Apprendre à comprendre : les TICE au service d’un travail avec les images au CP

Par Éliane Robin

Comprendre c’est parfois plus facile avec un bon croquis ou une bonne illustration qu’avec de longs discours. Nos élèves nous en apportent régulièrement la preuve, se permettant de longues digressions à propos des multiples images qui envahissent leur monde dès leur naissance. Que fait-on de cet acquis ? Peut-on y recourir pour tenter d’amorcer une pédagogie de la compréhension ? Telles sont les questions qui ont été à l’origine du travail présenté ici.

Pour étudier la question, quatre classes de CP d’une école en REP en Seine-Saint-Denis ont été suivies d’Octobre 2005 à Avril 2006.

I- Pourquoi des classes de REP ?

On y trouve les élèves les plus démunis devant l’apprentissage de la lecture, démunis au point de n’avoir recours à aucune stratégie pour élaborer le sens d’un texte écrit. On constate que, même au cycle 3 et parfois au collège, ils juxtaposent les informations données par les successions de mots ou de phrases sans faire le travail d’intégration qui permettrait la construction du sens du message global.

L’idée première est donc de leur faire découvrir que construire du sens, comprendre, c’est articuler des informations, les mettre en relation, les hiérarchiser et les comparer. Bref ; d’avoir des stratégies de lecture.

Quelques propositions de Britt-Mari Barth [1] constituent un des fils rouges de la réflexion :
« L’élaboration des connaissances abstraites est un processus complexe lié à une expérience vécue. Si l’élève ne l’a pas déjà eue - de façon consciente et dans un contexte précis- la première fonction des exemples est de multiplier ces expériences avec le savoir nouveau »

Pour que nos élèves de REP apprennent à comprendre, il y a nécessité de multiplier les expériences.

II- Quelques principes pédagogiques de base

1) Pour apprendre à comprendre comme pour tous les autres apprentissages, on part d’un domaine où l’élève a déjà exercé le concept à découvrir ou à enrichir. C’est en pensant aux remarques faites précédemment que nous avons retenu les images comme premier lieu d’investigation, de construction du concept « comprendre ». Bien entendu, il faudra ne retenir que les images dont la compréhension fonctionne par analogie au réel.
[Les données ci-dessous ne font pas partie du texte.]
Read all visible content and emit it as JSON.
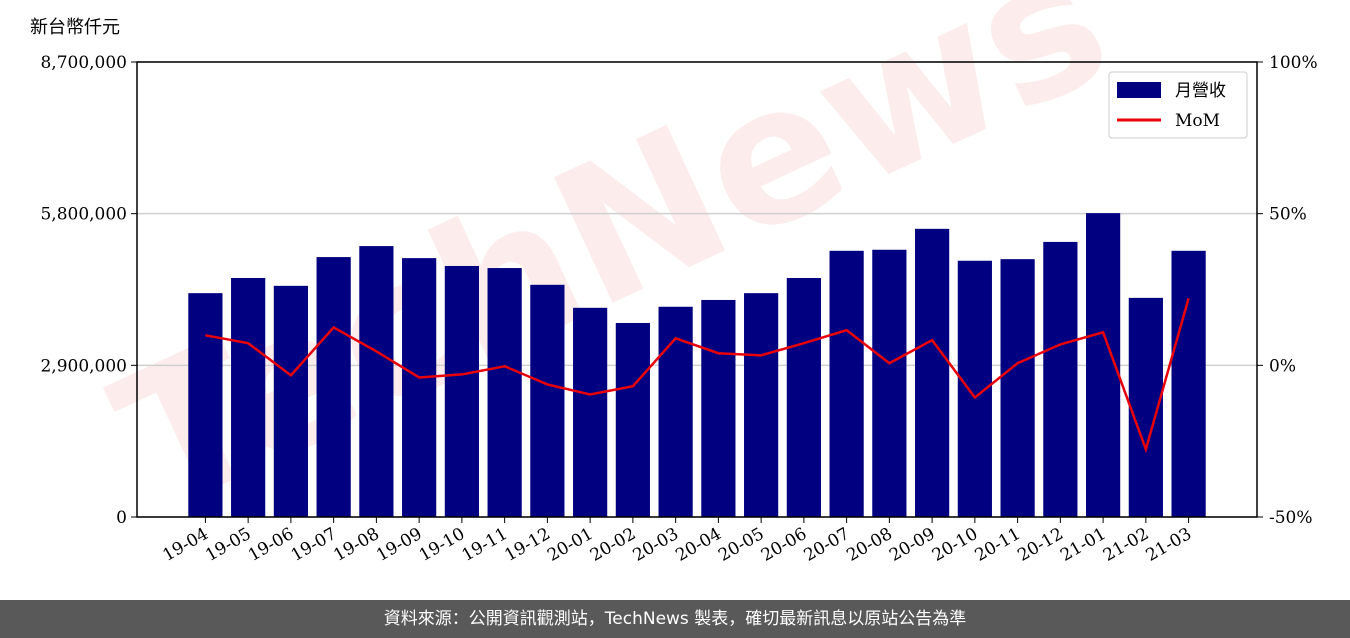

2) Pour cet apprentissage comme pour tous les autres il faudra prévoir des situations qui permettent à l’élève d’être actif, d’appuyer son apprentissage sur du vécu. Les jeux incluant des images et leurs transformations répondent à cet objectif. Ils incluent une dimension repérée comme primordiale :
« Le facteur le plus important pour que quelqu’un comprenne et se développe me semble être lié à cette implication cognitive et affective, cet espèce d’engagement qui donne l’énergie psychique nécessaire pour mobiliser son attention, se mettre en quête, anticiper un résultat. Ce résultat doit apporter une gratification »

3) Pour cet apprentissage comme pour les autres, il faudra tabler sur la découverte par l’interaction sociale.
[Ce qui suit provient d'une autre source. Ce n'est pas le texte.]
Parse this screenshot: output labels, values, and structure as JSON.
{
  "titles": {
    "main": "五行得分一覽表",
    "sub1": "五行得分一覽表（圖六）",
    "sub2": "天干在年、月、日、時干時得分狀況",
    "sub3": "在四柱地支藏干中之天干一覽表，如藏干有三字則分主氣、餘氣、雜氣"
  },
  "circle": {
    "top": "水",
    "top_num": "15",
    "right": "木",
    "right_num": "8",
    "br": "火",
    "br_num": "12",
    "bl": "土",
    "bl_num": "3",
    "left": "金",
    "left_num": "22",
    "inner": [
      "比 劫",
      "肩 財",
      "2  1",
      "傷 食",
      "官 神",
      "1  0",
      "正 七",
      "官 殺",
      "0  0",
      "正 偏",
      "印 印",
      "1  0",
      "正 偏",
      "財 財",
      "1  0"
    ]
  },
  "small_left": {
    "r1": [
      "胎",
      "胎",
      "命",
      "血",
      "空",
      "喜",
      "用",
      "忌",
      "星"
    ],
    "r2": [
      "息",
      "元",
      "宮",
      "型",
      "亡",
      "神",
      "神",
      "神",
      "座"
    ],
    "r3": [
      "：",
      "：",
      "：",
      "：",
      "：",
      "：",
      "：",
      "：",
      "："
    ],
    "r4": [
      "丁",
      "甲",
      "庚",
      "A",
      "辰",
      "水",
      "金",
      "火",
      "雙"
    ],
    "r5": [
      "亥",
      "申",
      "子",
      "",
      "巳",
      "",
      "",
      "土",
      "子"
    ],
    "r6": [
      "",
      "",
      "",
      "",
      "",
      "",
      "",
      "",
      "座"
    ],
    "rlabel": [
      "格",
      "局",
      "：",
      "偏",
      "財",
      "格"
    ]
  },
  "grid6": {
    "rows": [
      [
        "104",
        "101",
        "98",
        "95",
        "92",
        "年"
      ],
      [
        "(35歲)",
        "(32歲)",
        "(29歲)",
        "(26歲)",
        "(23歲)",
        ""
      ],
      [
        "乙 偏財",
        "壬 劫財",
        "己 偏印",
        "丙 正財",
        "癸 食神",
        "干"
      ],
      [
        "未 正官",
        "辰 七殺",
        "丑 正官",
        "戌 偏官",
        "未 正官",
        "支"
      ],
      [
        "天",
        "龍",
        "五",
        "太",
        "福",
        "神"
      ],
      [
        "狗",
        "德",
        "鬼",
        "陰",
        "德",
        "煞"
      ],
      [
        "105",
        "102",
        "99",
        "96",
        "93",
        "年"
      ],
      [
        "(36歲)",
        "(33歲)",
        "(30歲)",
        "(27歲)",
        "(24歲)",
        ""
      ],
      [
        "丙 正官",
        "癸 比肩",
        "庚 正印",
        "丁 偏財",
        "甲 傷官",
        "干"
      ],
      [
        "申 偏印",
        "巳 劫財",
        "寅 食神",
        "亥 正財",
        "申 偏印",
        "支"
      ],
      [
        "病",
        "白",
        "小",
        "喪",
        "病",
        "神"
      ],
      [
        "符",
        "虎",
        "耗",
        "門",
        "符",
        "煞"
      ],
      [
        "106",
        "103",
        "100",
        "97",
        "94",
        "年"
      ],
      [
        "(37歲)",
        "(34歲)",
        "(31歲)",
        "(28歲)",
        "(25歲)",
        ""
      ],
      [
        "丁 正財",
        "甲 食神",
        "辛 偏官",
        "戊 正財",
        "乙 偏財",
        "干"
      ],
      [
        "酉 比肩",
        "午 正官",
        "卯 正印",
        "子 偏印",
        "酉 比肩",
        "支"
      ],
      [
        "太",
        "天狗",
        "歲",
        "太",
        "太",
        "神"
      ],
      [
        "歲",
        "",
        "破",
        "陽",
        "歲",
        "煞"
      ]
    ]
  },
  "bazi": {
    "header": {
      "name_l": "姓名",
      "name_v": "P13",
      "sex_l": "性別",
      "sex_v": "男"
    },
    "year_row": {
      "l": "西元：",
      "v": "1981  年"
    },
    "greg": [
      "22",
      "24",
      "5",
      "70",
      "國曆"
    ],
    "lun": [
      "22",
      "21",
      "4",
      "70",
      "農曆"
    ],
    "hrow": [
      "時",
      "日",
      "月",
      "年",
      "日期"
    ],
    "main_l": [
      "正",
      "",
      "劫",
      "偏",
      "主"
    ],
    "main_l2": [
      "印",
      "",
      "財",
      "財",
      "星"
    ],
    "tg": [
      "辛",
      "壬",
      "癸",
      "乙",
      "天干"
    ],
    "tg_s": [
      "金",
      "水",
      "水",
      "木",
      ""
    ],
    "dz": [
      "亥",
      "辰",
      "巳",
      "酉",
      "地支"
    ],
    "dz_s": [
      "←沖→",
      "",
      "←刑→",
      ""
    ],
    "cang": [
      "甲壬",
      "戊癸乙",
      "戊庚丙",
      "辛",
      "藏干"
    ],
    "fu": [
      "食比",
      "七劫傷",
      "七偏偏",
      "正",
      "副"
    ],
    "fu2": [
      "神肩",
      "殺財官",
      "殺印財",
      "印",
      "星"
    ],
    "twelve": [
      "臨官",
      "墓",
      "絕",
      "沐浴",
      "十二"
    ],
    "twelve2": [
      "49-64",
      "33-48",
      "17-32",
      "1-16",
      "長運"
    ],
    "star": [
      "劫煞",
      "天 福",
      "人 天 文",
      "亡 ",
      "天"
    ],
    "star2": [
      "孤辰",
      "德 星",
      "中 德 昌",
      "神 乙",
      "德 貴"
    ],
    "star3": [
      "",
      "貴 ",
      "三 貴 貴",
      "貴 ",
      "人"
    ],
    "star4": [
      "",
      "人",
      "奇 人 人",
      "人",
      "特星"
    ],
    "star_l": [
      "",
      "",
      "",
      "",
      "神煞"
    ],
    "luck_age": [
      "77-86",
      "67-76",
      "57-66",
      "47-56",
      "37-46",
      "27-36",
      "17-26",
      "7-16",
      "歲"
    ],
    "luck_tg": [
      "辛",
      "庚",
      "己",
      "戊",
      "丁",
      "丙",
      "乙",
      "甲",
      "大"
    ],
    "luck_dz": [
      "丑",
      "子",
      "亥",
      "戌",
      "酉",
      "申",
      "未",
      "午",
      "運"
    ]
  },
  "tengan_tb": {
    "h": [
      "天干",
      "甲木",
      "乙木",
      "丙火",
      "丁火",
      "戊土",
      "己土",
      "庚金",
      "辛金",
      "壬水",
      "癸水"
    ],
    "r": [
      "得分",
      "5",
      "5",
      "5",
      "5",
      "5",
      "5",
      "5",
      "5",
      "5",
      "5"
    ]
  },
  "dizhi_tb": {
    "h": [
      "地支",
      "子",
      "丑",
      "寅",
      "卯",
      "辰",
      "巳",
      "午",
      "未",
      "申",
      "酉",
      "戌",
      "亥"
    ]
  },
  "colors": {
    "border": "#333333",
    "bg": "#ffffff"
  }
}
4) Pour cet apprentissage comme pour les autres l’adulte jouera le rôle de médiateur entre l’activité et le concept qu’elle véhicule. Ce rôle se traduire par l’organisation de moments d’entretiens métacognitifs permettant la prise de conscience des opérations mentales et des stratégies utilisées par les élèves. Lorsqu’on se situe dans le domaine du jeu, il est facile de faire percevoir le passage de la réussite (je gagne) à la compréhension (je mets telle stratégie, telle compétence en œuvre parce que je sais que c’est celle qui me permettra de gagner).

« La métacognition a pour but d’élargir le champ de conscience de l’apprenant et donc sa capacité à réutiliser ce qu’il sait dans des contextes différents » (décontextualisation-recontextualisation : transfert ).

III- Quelques options théoriques

Ce travail prend le parti de se situer dans le prolongement du travail des cognitivistes, distinguant mémoire à long terme et mémoire de travail.

Les cognitivistes distinguent différentes mémoires :

  • la mémoire à long terme (mémoire de stockage) dans laquelle il faut distinguer deux formes de mémoire conscientes (la mémoire sémantique, la mémoire épisodique) et une mémoire inconsciente (la mémoire procédurale).
  • la mémoire de travail : elle concerne la mémoire à court terme mais elle entretient des relations complexes avec la mémoire à long terme. Le passage en mémoire à long terme est extrêmement sensible aux phénomènes d’interactions entre acquisitions successives se manifestant soit par le transfert (facilitation) soit par l’interférence (perturbation). Ces processus sont dépendants de l’activité d’attention sélective.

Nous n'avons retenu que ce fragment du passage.